In the Deltana platform project, US oil company ChevronTexaco (NYSE: CVX) has 100% of block 3 and it a 60% stake in block 2 in partnership with US company ConocoPhillips (NYSE: COP), which has the other 40%.
ChevronTexaco recently announced a commercial natural gas discovery in block 3 and has drilled several successful wells in block 2.
Norway's Statoil and France's Total are developing block 4 in a 51:49 partnership. The first well was spudded in January this year.
In the Gulf of Paria East exploration block, ConocoPhillips is operator with a 37.5% stake, Italy's Eni has 30%, the Overseas Petroleum and Investment Corporation (Opic) subsidiary of the Taiwanese China Petroleum Company (CPC) has 10% and local firm Inelectra has 25%.
In the Gulf of Paria West exploration block ConocoPhillips is also operator with a 32.5% stake, PDVSA has 35%, Eni has 26% and OPIC has 6.5%.

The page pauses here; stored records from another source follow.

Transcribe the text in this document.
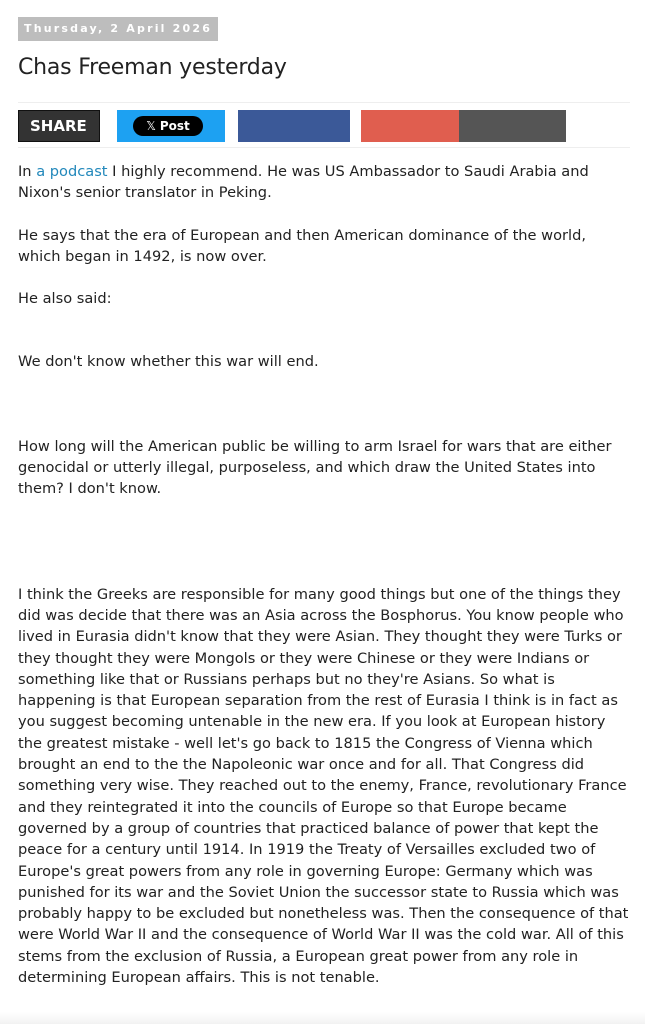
Thursday, 2 April 2026
Chas Freeman yesterday
SHARE	𝕏 Post

In a podcast I highly recommend. He was US Ambassador to Saudi Arabia and Nixon's senior translator in Peking.

He says that the era of European and then American dominance of the world, which began in 1492, is now over.

He also said:

We don't know whether this war will end.

How long will the American public be willing to arm Israel for wars that are either genocidal or utterly illegal, purposeless, and which draw the United States into them? I don't know.

I think the Greeks are responsible for many good things but one of the things they did was decide that there was an Asia across the Bosphorus. You know people who lived in Eurasia didn't know that they were Asian. They thought they were Turks or they thought they were Mongols or they were Chinese or they were Indians or something like that or Russians perhaps but no they're Asians. So what is happening is that European separation from the rest of Eurasia I think is in fact as you suggest becoming untenable in the new era. If you look at European history the greatest mistake - well let's go back to 1815 the Congress of Vienna which brought an end to the the Napoleonic war once and for all. That Congress did something very wise. They reached out to the enemy, France, revolutionary France and they reintegrated it into the councils of Europe so that Europe became governed by a group of countries that practiced balance of power that kept the peace for a century until 1914. In 1919 the Treaty of Versailles excluded two of Europe's great powers from any role in governing Europe: Germany which was punished for its war and the Soviet Union the successor state to Russia which was probably happy to be excluded but nonetheless was. Then the consequence of that were World War II and the consequence of World War II was the cold war. All of this stems from the exclusion of Russia, a European great power from any role in determining European affairs. This is not tenable.
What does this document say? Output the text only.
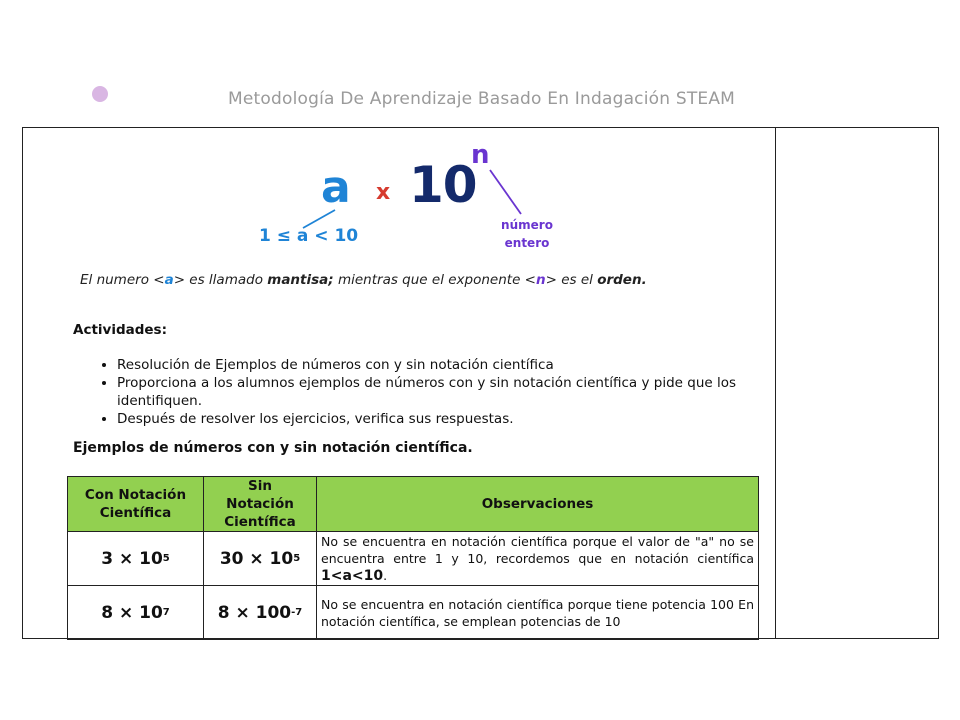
Metodología De Aprendizaje Basado En Indagación STEAM
a x 10
n
1 ≤ a < 10
número
entero
El numero <a> es llamado mantisa; mientras que el exponente <n> es el orden.
Actividades:
• Resolución de Ejemplos de números con y sin notación científica
• Proporciona a los alumnos ejemplos de números con y sin notación científica y pide que los identifiquen.
• Después de resolver los ejercicios, verifica sus respuestas.
Ejemplos de números con y sin notación científica.
Con Notación Científica	Sin Notación Científica	Observaciones
$3 \times 10^5$	$30 \times 10^5$	No se encuentra en notación científica porque el valor de "a" no se encuentra entre 1 y 10, recordemos que en notación científica 1<a<10.
$8 \times 10^7$	$8 \times 100^{-7}$	No se encuentra en notación científica porque tiene potencia 100 En notación científica, se emplean potencias de 10
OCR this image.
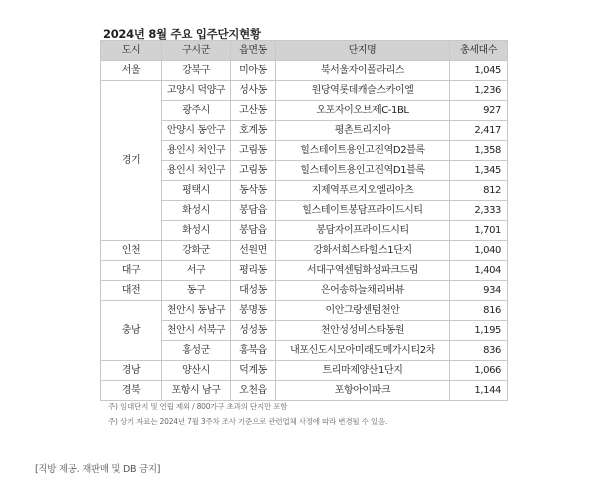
2024년 8월 주요 입주단지현황
도시	구시군	읍면동	단지명	총세대수
서울	강북구	미아동	북서울자이폴라리스	1,045
경기	고양시 덕양구	성사동	원당역롯데캐슬스카이엘	1,236
	광주시	고산동	오포자이오브제C-1BL	927
	안양시 동안구	호계동	평촌트리지아	2,417
	용인시 처인구	고림동	힐스테이트용인고진역D2블록	1,358
	용인시 처인구	고림동	힐스테이트용인고진역D1블록	1,345
	평택시	동삭동	지제역푸르지오엘리아츠	812
	화성시	봉담읍	힐스테이트봉담프라이드시티	2,333
	화성시	봉담읍	봉담자이프라이드시티	1,701
인천	강화군	선원면	강화서희스타힐스1단지	1,040
대구	서구	평리동	서대구역센텀화성파크드림	1,404
대전	동구	대성동	은어송하늘채리버뷰	934
충남	천안시 동남구	봉명동	이안그랑센텀천안	816
	천안시 서북구	성성동	천안성성비스타동원	1,195
	홍성군	홍북읍	내포신도시모아미래도메가시티2차	836
경남	양산시	덕계동	트리마제양산1단지	1,066
경북	포항시 남구	오천읍	포항아이파크	1,144
주) 임대단지 및 연립 제외 / 800가구 초과의 단지만 포함
주) 상기 자료는 2024년 7월 3주차 조사 기준으로 관련업체 사정에 따라 변경될 수 있음.
[직방 제공. 재판매 및 DB 금지]
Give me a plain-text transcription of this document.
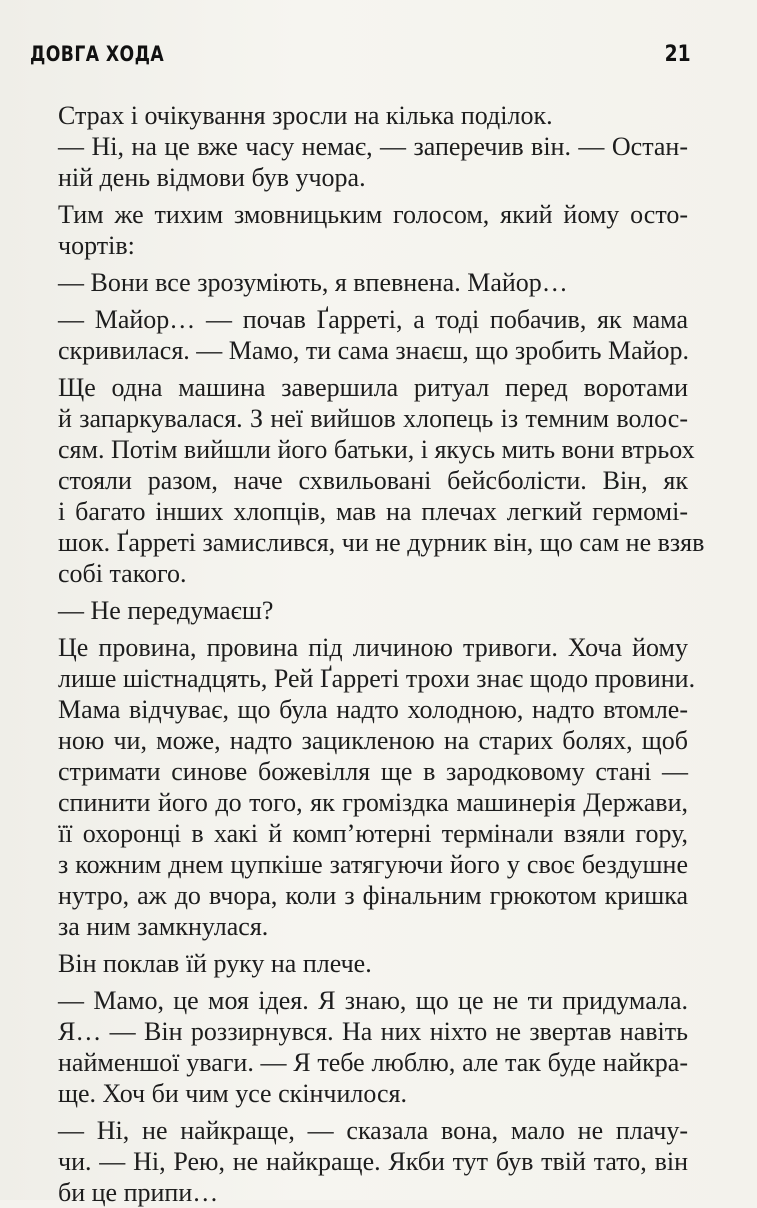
ДОВГА ХОДА	21
Страх і очікування зросли на кілька поділок.
— Ні, на це вже часу немає, — заперечив він. — Остан-
ній день відмови був учора.
Тим же тихим змовницьким голосом, який йому осто-
чортів:
— Вони все зрозуміють, я впевнена. Майор…
— Майор… — почав Ґарреті, а тоді побачив, як мама
скривилася. — Мамо, ти сама знаєш, що зробить Майор.
Ще одна машина завершила ритуал перед воротами
й запаркувалася. З неї вийшов хлопець із темним волос-
сям. Потім вийшли його батьки, і якусь мить вони втрьох
стояли разом, наче схвильовані бейсболісти. Він, як
і багато інших хлопців, мав на плечах легкий гермомі-
шок. Ґарреті замислився, чи не дурник він, що сам не взяв
собі такого.
— Не передумаєш?
Це провина, провина під личиною тривоги. Хоча йому
лише шістнадцять, Рей Ґарреті трохи знає щодо провини.
Мама відчуває, що була надто холодною, надто втомле-
ною чи, може, надто зацикленою на старих болях, щоб
стримати синове божевілля ще в зародковому стані —
спинити його до того, як громіздка машинерія Держави,
її охоронці в хакі й комп’ютерні термінали взяли гору,
з кожним днем цупкіше затягуючи його у своє бездушне
нутро, аж до вчора, коли з фінальним грюкотом кришка
за ним замкнулася.
Він поклав їй руку на плече.
— Мамо, це моя ідея. Я знаю, що це не ти придумала.
Я… — Він роззирнувся. На них ніхто не звертав навіть
найменшої уваги. — Я тебе люблю, але так буде найкра-
ще. Хоч би чим усе скінчилося.
— Ні, не найкраще, — сказала вона, мало не плачу-
чи. — Ні, Рею, не найкраще. Якби тут був твій тато, він
би це припи…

Venezuela's decision to roll the three natural gas developments into a single project does not deter Shell from pursuing new opportunities in natural gas in the country or from pressing ahead with existing plans, Shell Venezuela president Sean Rooney told reporters last week.
Shell will likely maintain its 30% stake in Mariscal Sucre, he said. "We haven't heard otherwise." As to the entrance of new partners such as Petrobras, "we are willing to work with any partner."
"Our position hasn't really changed. We continue to talk and we are hopeful of closing a deal," Shell spokesperson Andy Corrigan told BNamericas.
"In terms of the split [of Mariscal Sucre into upstream and downstream projects], we haven't commented on that, it's a matter for PDVSA and the government," he added.
Shell was one of 37 private companies invited by PDVSA to bid on new natural gas deposits in the Rafael Urdaneta project in the Gulf of Venezuela. Bids on the first six blocks to be tendered are due July 27.